La SCP qui exerce une activité commerciale est soumise de plein droit à l'IS lorsqu'elle réalise des opérations commerciales représentant plus de 10% de leurs recettes hors taxe.

Le régime de l'IS peut être aussi le résultat d'une option exercée par la SCP. L'option s'exerce dans les conditions du droit commun, à savoir que l'option doit être notifiée au service des impôts. L'article 239, 1 du CGI prévoit que les SCP exerçant l'option pour l'IS ont le choix du point de départ du premier exercice soumis à l'IS. Cette option doit être exercée avant la fin du troisième mois suivant ce point de départ, et elle est irrévocable. 

La société pourra déduire un certain nombre de frais déductibles, ainsi que les rémunérations des dirigeants dans le cadre d'une SCP à l'IS (contrairement au régime de la société de personnes). 

Cette option entraîne les conséquences d'une cessation d'activité, ainsi que des conséquences fiscales. Ces conséquences interviennent aussi dans le cadre de l'apport d'une entreprise libérale individuelle.

En principe, ces opérations entraînent l'imposition immédiate des bénéfices non taxés, les bénéfices en sursis d'imposition, les plus-values latentes. Cependant, plusieurs dispositifs peuvent être mis en ½uvre pour atténuer ces conséquences fiscales, notamment des exonérations des plus-values (article 151 septies du CGI) ou encore un système de report d'imposition (article 151 octies du CGI) etc.

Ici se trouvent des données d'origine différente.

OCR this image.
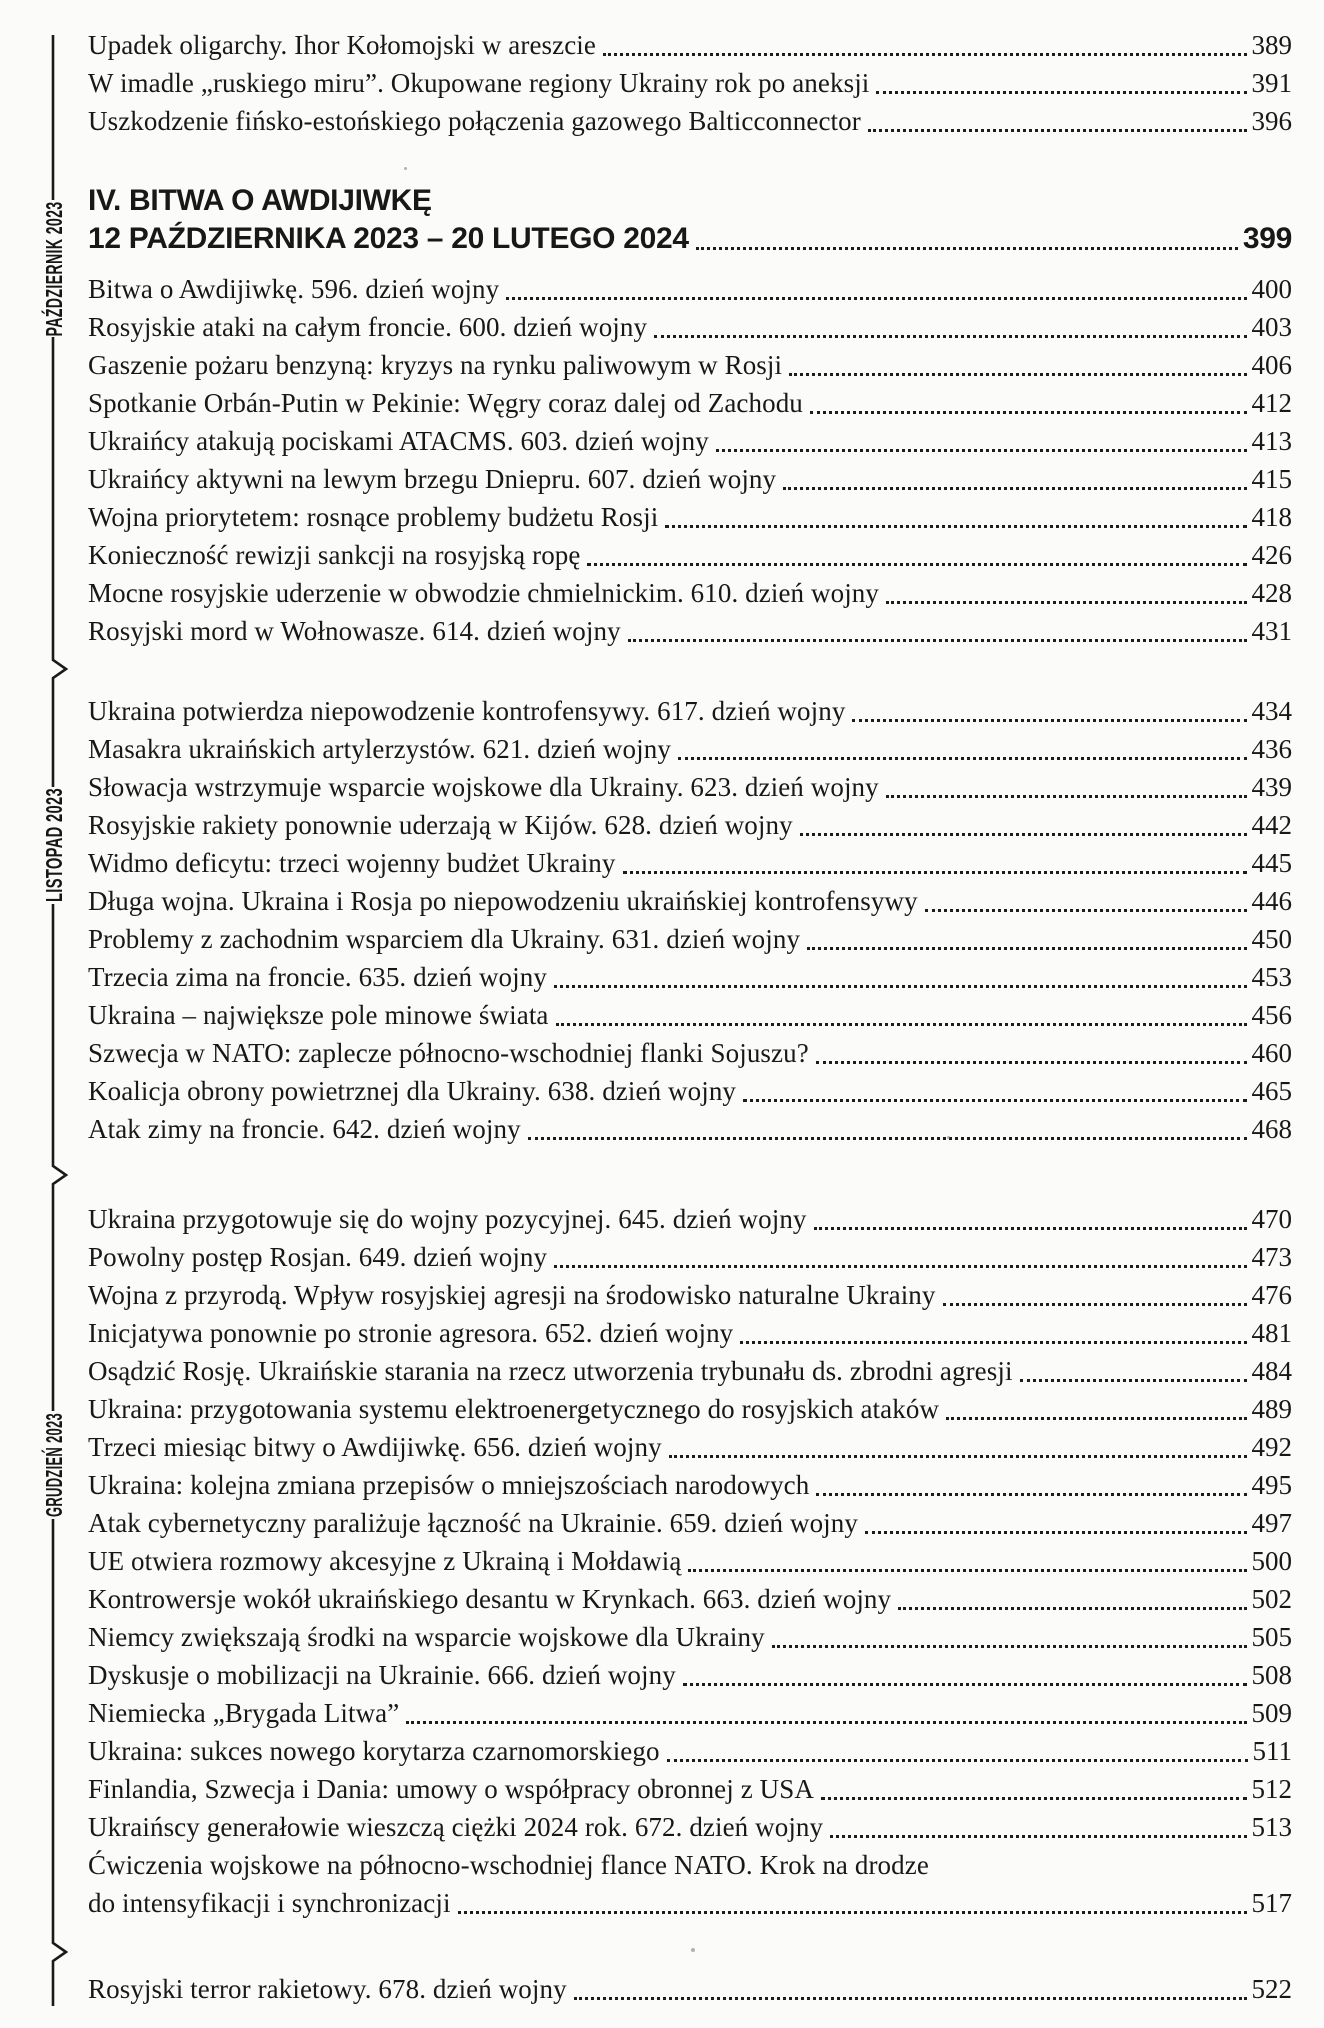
PAŹDZIERNIK 2023
LISTOPAD 2023
GRUDZIEŃ 2023
Upadek oligarchy. Ihor Kołomojski w areszcie	389
W imadle „ruskiego miru”. Okupowane regiony Ukrainy rok po aneksji	391
Uszkodzenie fińsko-estońskiego połączenia gazowego Balticconnector	396
IV. BITWA O AWDIJIWKĘ
12 PAŹDZIERNIKA 2023 – 20 LUTEGO 2024	399
Bitwa o Awdijiwkę. 596. dzień wojny	400
Rosyjskie ataki na całym froncie. 600. dzień wojny	403
Gaszenie pożaru benzyną: kryzys na rynku paliwowym w Rosji	406
Spotkanie Orbán-Putin w Pekinie: Węgry coraz dalej od Zachodu	412
Ukraińcy atakują pociskami ATACMS. 603. dzień wojny	413
Ukraińcy aktywni na lewym brzegu Dniepru. 607. dzień wojny	415
Wojna priorytetem: rosnące problemy budżetu Rosji	418
Konieczność rewizji sankcji na rosyjską ropę	426
Mocne rosyjskie uderzenie w obwodzie chmielnickim. 610. dzień wojny	428
Rosyjski mord w Wołnowasze. 614. dzień wojny	431
Ukraina potwierdza niepowodzenie kontrofensywy. 617. dzień wojny	434
Masakra ukraińskich artylerzystów. 621. dzień wojny	436
Słowacja wstrzymuje wsparcie wojskowe dla Ukrainy. 623. dzień wojny	439
Rosyjskie rakiety ponownie uderzają w Kijów. 628. dzień wojny	442
Widmo deficytu: trzeci wojenny budżet Ukrainy	445
Długa wojna. Ukraina i Rosja po niepowodzeniu ukraińskiej kontrofensywy	446
Problemy z zachodnim wsparciem dla Ukrainy. 631. dzień wojny	450
Trzecia zima na froncie. 635. dzień wojny	453
Ukraina – największe pole minowe świata	456
Szwecja w NATO: zaplecze północno-wschodniej flanki Sojuszu?	460
Koalicja obrony powietrznej dla Ukrainy. 638. dzień wojny	465
Atak zimy na froncie. 642. dzień wojny	468
Ukraina przygotowuje się do wojny pozycyjnej. 645. dzień wojny	470
Powolny postęp Rosjan. 649. dzień wojny	473
Wojna z przyrodą. Wpływ rosyjskiej agresji na środowisko naturalne Ukrainy	476
Inicjatywa ponownie po stronie agresora. 652. dzień wojny	481
Osądzić Rosję. Ukraińskie starania na rzecz utworzenia trybunału ds. zbrodni agresji	484
Ukraina: przygotowania systemu elektroenergetycznego do rosyjskich ataków	489
Trzeci miesiąc bitwy o Awdijiwkę. 656. dzień wojny	492
Ukraina: kolejna zmiana przepisów o mniejszościach narodowych	495
Atak cybernetyczny paraliżuje łączność na Ukrainie. 659. dzień wojny	497
UE otwiera rozmowy akcesyjne z Ukrainą i Mołdawią	500
Kontrowersje wokół ukraińskiego desantu w Krynkach. 663. dzień wojny	502
Niemcy zwiększają środki na wsparcie wojskowe dla Ukrainy	505
Dyskusje o mobilizacji na Ukrainie. 666. dzień wojny	508
Niemiecka „Brygada Litwa”	509
Ukraina: sukces nowego korytarza czarnomorskiego	511
Finlandia, Szwecja i Dania: umowy o współpracy obronnej z USA	512
Ukraińscy generałowie wieszczą ciężki 2024 rok. 672. dzień wojny	513
Ćwiczenia wojskowe na północno-wschodniej flance NATO. Krok na drodze
do intensyfikacji i synchronizacji	517
Rosyjski terror rakietowy. 678. dzień wojny	522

S'agissant des cessions de parts de SCP, elles sont soumises au régime des plus-values professionnelles lorsque la SCP relève du régime des sociétés de personnes, étant donné que les parts sont considérées comme des éléments d'actifs. Ces cessions peuvent bénéficier de dispositifs fiscaux et faire l'objet de report ainsi que d'exonérations.

Enfin, lorsque la SCP est soumise à l'IS, les cessions de parts suivent le régime des plus-values des particuliers, et peuvent aussi bénéficier de dispositifs fiscaux tels que le report ou l'exonération totale ou partielle.

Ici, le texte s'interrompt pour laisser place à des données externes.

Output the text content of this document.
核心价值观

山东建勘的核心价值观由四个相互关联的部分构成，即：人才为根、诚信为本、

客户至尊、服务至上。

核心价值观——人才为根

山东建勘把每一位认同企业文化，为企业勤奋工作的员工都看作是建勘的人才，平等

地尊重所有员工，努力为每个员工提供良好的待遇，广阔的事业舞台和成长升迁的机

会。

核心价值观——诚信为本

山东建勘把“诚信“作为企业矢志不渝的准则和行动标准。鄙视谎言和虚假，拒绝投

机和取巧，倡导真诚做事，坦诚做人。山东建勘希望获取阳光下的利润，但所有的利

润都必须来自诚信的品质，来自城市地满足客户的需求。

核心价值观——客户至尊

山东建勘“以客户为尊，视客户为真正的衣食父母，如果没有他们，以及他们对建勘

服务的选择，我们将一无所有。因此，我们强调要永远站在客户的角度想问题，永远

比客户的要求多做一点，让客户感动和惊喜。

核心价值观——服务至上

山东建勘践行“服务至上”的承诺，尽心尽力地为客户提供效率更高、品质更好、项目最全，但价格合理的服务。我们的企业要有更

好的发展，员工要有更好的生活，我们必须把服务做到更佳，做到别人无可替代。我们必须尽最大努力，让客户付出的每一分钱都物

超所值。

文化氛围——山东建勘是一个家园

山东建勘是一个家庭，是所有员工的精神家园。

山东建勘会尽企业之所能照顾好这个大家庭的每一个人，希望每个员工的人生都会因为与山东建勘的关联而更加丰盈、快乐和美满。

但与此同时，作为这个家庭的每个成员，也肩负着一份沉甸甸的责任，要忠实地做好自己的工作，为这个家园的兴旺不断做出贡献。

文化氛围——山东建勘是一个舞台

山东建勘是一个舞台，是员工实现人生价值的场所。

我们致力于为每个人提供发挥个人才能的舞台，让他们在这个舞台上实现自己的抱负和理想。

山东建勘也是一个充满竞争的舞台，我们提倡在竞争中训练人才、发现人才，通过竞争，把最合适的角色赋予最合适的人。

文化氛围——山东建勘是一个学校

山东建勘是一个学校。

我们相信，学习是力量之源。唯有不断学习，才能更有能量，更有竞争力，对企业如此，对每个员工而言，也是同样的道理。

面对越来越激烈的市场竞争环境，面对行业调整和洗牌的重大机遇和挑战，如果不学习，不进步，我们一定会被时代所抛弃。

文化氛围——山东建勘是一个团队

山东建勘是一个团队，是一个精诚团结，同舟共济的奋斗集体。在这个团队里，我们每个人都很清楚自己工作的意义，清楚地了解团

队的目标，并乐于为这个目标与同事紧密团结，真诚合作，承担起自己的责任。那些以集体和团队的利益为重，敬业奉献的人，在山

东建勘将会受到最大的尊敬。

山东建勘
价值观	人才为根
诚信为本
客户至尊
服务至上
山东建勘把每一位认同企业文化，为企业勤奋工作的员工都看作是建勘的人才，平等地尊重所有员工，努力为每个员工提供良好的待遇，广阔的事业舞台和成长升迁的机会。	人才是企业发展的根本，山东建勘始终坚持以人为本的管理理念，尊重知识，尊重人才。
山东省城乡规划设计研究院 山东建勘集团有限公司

Quant à la TVA, les SCP sont soumises à la TVA quelque soit l'activité exercée (par exemple les médecins qui sont par principe des activités exonérées de TVA) dès lors qu'elles fournissent une prestation de service à titre onéreux. La franchise en base de TVA peut s'appliquer lorsque le chiffre d'affaires en matière de prestations de services ne dépassent pas un certain seuil.

Enfin, les SCP sont en principe soumises à la contribution économique territoriale (CET).

Régime social

Le régime du gérant d'une SCP est celui des travailleurs non-salariés (TNS). Ils cotisent auprès de l'URSSAF et aux caisses de retraites spécifiques, mais pas au chômage.

Les cotisations sociales du gérant dépendent du régime fiscal de la société. Dans le cadre d'une SCP à l'IR, les cotisations sont calculées sur la quote part de bénéfices, dans laquelle sa rémunération est réintégrée.

Dans le cadre de la SCP à l'IS, les charges sociales sont calculées selon le mode de rémunération, à savoir un salaire ou des dividendes. Les dividendes sont en principe exonérées de cotisations, sauf lorsque les distributions dépassent 10% du capital social, des primes d'émission et des sommes versées en compte courant d'associés.